At the pre-trial hearing, if needed, you have the right to apply for free legal aid and assistance by passing a stringent means test. If you are a victim of certain sexual offences you will have access to free legal aid.

3. Caretaker
A caretaker is your representative if so appointed by the court. If you are a minor the caretaker may be appointed by your parents themselves. If they fail to nominate a person, a judge will choose a caretaker where possible, from the minor’s close relatives. Such a representative does not have to be a lawyer, although some individuals offer this kind of service professionally.

4. Counsel
The appointment of a counsel to represent you and to exercise your rights is mandatory as the right to counsel may not be waived. Your request to join proceedings as a civil party must be signed by a counsel. Counsel operating for you as civil party may request that witnesses are summonsed.
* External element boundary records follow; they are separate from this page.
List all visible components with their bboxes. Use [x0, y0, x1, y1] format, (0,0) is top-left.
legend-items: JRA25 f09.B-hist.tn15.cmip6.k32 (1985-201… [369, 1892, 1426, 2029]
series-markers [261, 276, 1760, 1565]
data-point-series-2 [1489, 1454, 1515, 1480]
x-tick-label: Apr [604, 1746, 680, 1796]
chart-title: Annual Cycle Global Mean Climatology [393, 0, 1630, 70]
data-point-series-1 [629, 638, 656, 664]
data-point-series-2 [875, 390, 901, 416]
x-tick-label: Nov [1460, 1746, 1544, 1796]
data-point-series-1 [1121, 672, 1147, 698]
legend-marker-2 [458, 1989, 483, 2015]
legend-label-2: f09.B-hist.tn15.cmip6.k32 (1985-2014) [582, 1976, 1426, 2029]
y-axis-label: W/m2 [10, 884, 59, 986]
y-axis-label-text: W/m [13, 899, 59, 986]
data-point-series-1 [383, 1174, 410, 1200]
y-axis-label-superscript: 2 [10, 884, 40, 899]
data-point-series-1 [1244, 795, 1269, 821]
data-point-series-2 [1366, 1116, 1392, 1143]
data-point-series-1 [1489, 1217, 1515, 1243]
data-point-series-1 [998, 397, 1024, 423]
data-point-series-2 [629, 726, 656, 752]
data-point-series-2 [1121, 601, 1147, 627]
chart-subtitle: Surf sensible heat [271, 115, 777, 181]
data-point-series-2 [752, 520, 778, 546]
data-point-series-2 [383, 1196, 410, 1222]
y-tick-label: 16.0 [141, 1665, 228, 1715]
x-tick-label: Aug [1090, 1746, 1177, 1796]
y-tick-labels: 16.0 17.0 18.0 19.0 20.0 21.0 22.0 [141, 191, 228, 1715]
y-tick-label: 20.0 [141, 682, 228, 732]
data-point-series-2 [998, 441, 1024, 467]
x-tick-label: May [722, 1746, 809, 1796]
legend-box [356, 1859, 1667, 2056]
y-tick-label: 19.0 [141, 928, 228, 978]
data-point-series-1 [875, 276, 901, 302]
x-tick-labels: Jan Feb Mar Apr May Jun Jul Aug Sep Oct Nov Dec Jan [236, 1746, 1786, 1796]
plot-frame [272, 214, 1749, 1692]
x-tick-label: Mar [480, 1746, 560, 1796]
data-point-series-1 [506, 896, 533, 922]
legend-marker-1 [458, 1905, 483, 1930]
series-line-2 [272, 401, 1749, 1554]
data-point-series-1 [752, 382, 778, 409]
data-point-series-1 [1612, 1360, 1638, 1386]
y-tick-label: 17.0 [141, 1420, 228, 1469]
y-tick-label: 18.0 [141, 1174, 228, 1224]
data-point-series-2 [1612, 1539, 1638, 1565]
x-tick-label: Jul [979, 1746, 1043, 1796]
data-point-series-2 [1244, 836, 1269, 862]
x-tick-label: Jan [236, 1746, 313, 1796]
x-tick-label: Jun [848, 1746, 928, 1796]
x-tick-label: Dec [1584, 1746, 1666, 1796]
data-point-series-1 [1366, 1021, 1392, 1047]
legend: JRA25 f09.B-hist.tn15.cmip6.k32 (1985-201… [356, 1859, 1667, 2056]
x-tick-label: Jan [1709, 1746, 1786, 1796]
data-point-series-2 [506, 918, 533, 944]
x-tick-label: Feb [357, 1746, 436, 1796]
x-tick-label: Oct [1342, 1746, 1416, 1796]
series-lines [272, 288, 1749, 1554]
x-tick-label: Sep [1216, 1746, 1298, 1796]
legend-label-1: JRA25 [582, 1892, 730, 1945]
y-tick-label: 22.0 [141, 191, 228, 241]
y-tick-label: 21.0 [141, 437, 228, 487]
They are also entitled to opening statements, to make requests concerning evidence, to make closing arguments, to question all witnesses (including expert witnesses) in either direct or cross-examination and to make objections during the examination carried out by the defence.

5. Civil Party
You may join the criminal proceedings as civil party at the official opening of the pre-trial hearing (for proceedings concerning offences for which a preliminary hearing is prescribed by the law) trial and/or appeal stage. As a civil party you have rights as a party to the proceedings - to participate, argue motions, submit evidence, question witnesses, etc.
However, if you fail to join the proceedings at the pre-trial hearing, you run the risk that the proceedings may take the form of summary proceedings to which you then can no longer participate as a party.
In order to become a civil party during the trial, you need to file a written pleading to the trial court with a specific indication of the related claim.
As a civil party you have full access to the case file and all subsequent documents filed with regard to the proceedings. You also have the right to interpretation and language assistance at both the preliminary hearing and trial.